August #TCRWP Writing: Day 4

#TCRWP
Hallowed Halls of Learning,
Ivy League Halls of Learning,
1300 Learners
This Week
Here
There,
Laughter,
Tears,
Learning
and then a Focus for Me.
Closing Choice Workshop:
Supporting Kids with IEPs
Creating an Environment, a Schedule, and Plans that
Accommodate All Your Learners
by Val Geschwind
As we began, Val encouraged us to think of one child. One child to be at the center of our thinking in every consideration for the environment, the schedule and the plans. Just one child. I always loved when Heidi Hayes Jacob did this. So powerful!
So here he is:
What about the Environment for this guy?
The depth of Val’s planning blew me away.
And remember that I come from the field of special education.
It was my life for many, many, many years.

Self- Monitoring

Partnerships

Talk

Physical

Support Risk-Taking
Val shared her thinking as well as explanations for each of these slides in her presentation. The pictures truly added to my understanding, but the pictures were not the main focus. Our focus was on the child at the center of our attention. Were his/her socio-emotional needs met? Physical needs? And what about supporting Risk-Taking?
How is that one child doing? Do you know if that child is “learning”? What evidence do you use?
There’s a paradox here because writing is one area where many might propose that a child with very specific needs as identified by IEP goals must receive a different kind of writing workshop.

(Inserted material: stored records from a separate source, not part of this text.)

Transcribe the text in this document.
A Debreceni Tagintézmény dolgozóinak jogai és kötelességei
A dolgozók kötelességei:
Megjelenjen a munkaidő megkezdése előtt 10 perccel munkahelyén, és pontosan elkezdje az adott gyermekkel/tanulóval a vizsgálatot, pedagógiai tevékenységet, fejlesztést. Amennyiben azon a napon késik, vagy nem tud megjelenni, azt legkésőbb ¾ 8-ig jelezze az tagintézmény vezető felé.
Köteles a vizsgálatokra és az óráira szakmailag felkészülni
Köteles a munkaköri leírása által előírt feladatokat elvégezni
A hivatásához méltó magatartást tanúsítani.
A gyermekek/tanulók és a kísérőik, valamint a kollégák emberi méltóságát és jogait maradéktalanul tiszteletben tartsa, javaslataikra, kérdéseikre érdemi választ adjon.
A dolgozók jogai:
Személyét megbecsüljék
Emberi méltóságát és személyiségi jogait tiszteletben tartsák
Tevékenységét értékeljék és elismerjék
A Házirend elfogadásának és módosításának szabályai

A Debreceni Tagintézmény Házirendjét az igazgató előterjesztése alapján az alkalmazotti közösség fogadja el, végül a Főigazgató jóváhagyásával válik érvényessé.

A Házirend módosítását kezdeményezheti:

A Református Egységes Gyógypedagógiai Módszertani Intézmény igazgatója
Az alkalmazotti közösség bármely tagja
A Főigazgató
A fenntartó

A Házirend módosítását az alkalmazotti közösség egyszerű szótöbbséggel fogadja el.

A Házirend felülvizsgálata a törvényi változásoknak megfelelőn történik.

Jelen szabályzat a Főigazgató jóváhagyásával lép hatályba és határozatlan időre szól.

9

That view is often focused on a very narrow subset of constrained skills that includes letter naming and recognition, drill on letter formation, and other worksh*ts (a totally out of context reference by Lucy Calkins in her opening keynote on July 31 to the materials that some students use during writing time). However, in the context of “All students are general education students FIRST”, they must receive differentiated instruction in the classroom writing workshop FIRST.
WHY?
Because as Lanny Ball wrote so eloquently this week for the “Fundamentals of Writing Workshop” series, it is all about Time, Choice, Response, and Community and Cambourne’s Conditions of Learning: Immersion, Demonstrations, Expectations, Responsibility, Approximation, Practice, and Response. (TWT, August 1, 2017, here) Aren’t those the things you want for your “one child” above?
Is every child successful in Writing Workshop?
Not necessarily. But are writers in Writing Workshop classes achieving at higher levels than other classrooms? Are the students able to write independently? Do they CHOOSE to write? What does the data say? What does their instruction say?